23.10.11

hem de "pazar" sabahı.

Elbette hiç biriniz, pazar sabahı sizi “Ayşegül” sanan biri tarafından defalarca aranarak uyandırılmak istemezsiniz. Hemde pazar sabahı..
Uyumak istemiyordum aslında. Tek tamamı kendime ait günü dopdolu yaşamak istiyordum. Pazar kahvemi penceremin önünde ağacımı izlerken içecektim. Belki dikkatli bakarsam üzerinde ki böcekleri de görebilecektim ağacın.
İşte tam o sırada hayatımdan uzaklaşmak isteycektim. Kimliğimi değiştirip asla tanıdığım insanlarla  tekrar göremeyeceğim yerlere yerleşmek isteyecektim. Kontrol edemediğim hayatımın tüm iplerini elime almak isteyecektim. Arkamda bıraktıklarımı pişman etmek isteyecektim.
Çalışmaya başlayınca hayatınız tamamen onun üzerine kurgulanıyor. Artık senelerce çalışacaksınız. Sadece sizin olan tek günü, çalıştığınız zamanın yorgunluğunu atmak için dinlenerek geçireceksiniz. Aslında sizin olan bir gün bile kalmıyor. Öğrenciyken gece 1de gelen teklifleri acımazsızca değerlendirirken, çalışmaya başladıktan sonra 1de gelen telefonları açamayacak kadar bile yorgun olacaksınız. Ya hayatınızda ki insanlara uyamayacaksınız, ya da siz uygun bir vakit yarata bilmişken onlar uygun olmayacak. Sevemeyeceksiniz. Çünkü zaten yeterince kalbiniz kırılmış olacak ve seveceğiniz insanlara vakit bulamayacaksınız.
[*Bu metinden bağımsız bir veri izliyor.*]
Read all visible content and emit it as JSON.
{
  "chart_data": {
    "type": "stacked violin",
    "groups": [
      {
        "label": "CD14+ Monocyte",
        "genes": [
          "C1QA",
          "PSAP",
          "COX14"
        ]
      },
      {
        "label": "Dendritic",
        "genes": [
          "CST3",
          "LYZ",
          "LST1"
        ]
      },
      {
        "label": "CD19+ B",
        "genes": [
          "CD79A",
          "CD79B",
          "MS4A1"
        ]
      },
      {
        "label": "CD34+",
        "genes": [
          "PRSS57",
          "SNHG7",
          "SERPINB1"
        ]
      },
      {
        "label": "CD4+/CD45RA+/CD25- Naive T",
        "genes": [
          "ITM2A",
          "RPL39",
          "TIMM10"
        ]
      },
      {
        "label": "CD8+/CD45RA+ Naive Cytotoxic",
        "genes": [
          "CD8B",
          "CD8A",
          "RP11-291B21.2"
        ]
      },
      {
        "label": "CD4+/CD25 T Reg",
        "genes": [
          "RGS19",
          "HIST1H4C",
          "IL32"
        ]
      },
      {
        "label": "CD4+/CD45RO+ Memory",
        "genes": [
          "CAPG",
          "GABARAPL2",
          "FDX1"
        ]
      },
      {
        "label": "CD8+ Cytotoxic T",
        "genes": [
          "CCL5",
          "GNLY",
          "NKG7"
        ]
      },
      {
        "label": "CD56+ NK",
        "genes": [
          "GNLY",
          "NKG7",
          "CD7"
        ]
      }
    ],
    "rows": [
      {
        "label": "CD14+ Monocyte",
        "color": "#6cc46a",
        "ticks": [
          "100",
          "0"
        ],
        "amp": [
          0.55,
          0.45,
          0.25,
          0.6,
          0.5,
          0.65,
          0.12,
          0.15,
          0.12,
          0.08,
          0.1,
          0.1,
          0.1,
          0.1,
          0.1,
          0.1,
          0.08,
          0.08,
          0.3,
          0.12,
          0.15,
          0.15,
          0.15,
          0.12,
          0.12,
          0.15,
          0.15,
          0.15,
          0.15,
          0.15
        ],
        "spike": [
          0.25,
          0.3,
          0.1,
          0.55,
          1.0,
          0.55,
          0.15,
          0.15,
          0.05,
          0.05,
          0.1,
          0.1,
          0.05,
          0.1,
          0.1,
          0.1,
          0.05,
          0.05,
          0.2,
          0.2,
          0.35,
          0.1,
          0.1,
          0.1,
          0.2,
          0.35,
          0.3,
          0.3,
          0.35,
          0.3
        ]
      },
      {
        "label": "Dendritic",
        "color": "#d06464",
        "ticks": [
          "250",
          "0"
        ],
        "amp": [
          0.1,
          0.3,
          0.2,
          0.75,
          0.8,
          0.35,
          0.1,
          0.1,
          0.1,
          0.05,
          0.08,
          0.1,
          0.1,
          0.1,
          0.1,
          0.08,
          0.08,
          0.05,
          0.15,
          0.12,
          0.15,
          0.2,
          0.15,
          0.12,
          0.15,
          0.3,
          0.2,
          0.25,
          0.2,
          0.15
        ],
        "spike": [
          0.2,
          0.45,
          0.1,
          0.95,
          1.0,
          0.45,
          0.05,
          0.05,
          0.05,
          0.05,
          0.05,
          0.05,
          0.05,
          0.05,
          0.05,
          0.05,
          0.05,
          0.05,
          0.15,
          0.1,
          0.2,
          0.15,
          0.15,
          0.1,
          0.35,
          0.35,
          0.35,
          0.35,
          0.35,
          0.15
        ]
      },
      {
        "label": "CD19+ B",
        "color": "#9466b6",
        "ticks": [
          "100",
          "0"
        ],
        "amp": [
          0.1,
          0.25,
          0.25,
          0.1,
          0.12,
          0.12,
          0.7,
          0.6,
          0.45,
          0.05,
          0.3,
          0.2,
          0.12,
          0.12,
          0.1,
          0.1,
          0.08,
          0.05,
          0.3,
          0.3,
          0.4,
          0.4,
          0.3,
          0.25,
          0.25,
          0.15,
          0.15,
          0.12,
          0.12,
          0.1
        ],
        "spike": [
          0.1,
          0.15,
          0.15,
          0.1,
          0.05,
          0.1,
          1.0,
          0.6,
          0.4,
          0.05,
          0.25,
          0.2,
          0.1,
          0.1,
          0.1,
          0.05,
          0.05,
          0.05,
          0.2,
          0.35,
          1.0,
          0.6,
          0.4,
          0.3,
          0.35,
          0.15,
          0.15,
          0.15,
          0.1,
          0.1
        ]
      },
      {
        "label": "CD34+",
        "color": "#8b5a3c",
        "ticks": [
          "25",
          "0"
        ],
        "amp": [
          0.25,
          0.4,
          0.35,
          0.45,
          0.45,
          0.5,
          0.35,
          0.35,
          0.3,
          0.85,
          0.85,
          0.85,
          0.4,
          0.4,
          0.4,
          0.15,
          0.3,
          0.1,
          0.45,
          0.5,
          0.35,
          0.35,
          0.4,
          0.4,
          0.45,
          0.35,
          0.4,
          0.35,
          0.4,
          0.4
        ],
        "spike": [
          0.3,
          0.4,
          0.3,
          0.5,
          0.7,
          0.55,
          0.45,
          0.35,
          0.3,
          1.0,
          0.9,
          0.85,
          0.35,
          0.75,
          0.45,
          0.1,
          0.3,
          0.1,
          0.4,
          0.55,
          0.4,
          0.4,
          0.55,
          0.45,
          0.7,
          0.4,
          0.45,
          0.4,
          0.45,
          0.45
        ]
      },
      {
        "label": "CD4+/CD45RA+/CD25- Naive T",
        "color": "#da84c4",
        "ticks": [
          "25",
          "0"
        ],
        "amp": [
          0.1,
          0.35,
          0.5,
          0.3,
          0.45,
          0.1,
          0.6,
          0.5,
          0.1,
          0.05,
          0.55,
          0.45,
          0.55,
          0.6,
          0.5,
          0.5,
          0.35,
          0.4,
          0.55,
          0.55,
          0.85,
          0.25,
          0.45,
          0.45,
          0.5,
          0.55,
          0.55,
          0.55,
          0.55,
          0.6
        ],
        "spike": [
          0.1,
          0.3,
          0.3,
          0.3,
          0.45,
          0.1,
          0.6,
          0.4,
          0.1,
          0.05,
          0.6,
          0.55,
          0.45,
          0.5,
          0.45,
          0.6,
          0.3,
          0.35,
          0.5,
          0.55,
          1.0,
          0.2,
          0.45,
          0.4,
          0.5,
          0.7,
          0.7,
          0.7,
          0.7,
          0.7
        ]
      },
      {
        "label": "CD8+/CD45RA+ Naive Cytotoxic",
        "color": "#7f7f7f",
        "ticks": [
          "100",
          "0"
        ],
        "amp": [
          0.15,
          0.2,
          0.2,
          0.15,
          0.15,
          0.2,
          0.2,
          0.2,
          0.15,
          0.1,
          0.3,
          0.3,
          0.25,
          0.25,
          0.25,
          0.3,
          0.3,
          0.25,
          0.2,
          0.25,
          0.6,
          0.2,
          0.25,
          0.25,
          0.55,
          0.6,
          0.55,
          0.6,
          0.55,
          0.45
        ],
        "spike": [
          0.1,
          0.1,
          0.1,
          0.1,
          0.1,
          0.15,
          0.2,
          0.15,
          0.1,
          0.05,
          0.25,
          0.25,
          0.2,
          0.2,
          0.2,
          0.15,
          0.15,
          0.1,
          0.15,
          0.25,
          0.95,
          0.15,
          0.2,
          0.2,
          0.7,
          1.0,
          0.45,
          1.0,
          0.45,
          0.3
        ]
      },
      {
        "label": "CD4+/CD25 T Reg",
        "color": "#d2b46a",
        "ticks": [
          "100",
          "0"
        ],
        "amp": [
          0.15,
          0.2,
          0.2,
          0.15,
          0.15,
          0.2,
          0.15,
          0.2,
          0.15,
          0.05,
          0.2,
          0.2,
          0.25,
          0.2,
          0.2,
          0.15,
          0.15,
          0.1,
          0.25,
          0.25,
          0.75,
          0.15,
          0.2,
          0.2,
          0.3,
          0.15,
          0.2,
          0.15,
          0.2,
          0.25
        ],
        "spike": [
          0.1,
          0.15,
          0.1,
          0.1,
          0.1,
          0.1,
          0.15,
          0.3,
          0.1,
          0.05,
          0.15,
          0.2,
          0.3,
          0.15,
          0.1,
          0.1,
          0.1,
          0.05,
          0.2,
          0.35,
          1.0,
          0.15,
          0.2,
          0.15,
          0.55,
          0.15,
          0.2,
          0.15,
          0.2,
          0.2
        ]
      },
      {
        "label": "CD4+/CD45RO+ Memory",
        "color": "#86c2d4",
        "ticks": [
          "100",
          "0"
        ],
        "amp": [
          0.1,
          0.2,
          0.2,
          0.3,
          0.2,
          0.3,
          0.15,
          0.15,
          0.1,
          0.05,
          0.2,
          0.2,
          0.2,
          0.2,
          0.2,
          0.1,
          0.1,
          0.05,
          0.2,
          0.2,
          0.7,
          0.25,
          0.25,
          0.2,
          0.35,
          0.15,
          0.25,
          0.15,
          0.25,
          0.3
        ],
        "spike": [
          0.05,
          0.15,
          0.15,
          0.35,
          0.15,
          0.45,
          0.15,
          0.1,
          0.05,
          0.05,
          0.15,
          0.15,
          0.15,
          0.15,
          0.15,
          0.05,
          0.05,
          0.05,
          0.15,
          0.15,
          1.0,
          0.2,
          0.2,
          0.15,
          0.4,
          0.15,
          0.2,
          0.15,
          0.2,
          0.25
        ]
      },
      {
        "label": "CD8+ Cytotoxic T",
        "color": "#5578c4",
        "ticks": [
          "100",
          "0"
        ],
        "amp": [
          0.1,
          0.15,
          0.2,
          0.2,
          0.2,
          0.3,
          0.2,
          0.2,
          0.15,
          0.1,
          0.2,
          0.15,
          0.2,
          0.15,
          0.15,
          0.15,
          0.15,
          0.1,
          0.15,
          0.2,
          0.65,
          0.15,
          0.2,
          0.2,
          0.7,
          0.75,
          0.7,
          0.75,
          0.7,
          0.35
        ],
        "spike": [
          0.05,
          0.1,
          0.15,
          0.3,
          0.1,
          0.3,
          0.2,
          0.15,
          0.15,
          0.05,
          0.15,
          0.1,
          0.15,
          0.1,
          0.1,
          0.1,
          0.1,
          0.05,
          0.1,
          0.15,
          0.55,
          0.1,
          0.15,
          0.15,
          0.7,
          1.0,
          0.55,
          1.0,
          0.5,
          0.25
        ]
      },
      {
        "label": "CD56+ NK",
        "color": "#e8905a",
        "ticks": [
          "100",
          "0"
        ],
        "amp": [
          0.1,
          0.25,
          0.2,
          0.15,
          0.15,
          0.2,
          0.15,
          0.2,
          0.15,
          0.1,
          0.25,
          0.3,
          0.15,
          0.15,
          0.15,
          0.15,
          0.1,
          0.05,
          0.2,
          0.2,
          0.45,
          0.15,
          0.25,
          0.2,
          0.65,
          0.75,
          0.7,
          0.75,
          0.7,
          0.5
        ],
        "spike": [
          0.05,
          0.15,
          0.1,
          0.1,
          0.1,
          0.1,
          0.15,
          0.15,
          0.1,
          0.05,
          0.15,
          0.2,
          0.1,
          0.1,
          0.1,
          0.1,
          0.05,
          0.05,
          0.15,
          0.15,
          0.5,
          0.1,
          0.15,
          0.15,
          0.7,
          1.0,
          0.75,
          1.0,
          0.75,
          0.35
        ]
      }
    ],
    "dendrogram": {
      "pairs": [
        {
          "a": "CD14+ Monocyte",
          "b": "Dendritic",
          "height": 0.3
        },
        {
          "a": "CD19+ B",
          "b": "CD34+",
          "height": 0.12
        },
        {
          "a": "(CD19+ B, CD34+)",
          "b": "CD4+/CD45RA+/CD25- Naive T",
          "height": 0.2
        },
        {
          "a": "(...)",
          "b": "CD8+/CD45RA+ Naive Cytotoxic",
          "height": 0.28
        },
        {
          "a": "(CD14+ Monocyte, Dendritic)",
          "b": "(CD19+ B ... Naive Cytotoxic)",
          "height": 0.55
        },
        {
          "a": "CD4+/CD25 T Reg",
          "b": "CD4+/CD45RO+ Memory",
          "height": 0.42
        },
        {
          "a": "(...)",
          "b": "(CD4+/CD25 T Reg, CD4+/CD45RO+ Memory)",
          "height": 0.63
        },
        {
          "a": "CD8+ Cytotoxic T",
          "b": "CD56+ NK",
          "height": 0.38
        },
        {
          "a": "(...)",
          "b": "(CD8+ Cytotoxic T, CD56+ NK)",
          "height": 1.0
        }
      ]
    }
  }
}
Yeni insanlarla tanışmak için zamanınız da olmayacak zaten. Belki çalışma esnasında tanıştığınız ofis arkadaşları olacak hayatınız da yeni sadece,
Sevemiyor olacaksınız. Sevilmiyor olarak. Sevmeyi düşünemiyor. Düşünmeye fırsat bulamıyor olarak. Pazar sabahı 09.09 da sizi kimse düşünmüyor olarak bakacaksınız saate. Belki epey yalnız. Epey depresif. Epey bunalımda.
Yalnız geçirmek istemediğiniz günler mi, yalnız geçirmek istediğiniz günler mi olacak karar verememişken zaman geçecek. Siz her güne yalnız uyanacaksınız. Belki yağmurlu bir günde zorla alarmın sesiyle uyandırılarak ve asla dinlenememiş olarak. Ya da belki sizi “Ayşegül” sanan bir yabancı tarafından sadece. Hem de pazar günü…

3.10.11

Güzel şarkıları omzunda dinledim. Kokunla eşlik ettim. Gideceğini bile bile her seferinde gelişini bekledim. Üzüldüm, çok. Kaybolmadım. Ben hep sendeydim. Sadece beceremedim sensizlikleri. Hep başkalarının avuçlarına kondum. Çözüm yok. Bu büyük bir problem ve ben her seferinde yenildim. Sana.




Ardımda bıraktığım her kimse artık ben olma şansım kalmadı. Yeni biri olmak zorundayım. Kabul ediş büyük bir zorunluluktu ve ben hiç bir zaman zorunlulukları sevmedim.



Kaçıp gidemedim. Ben olamadım. Boğuldum.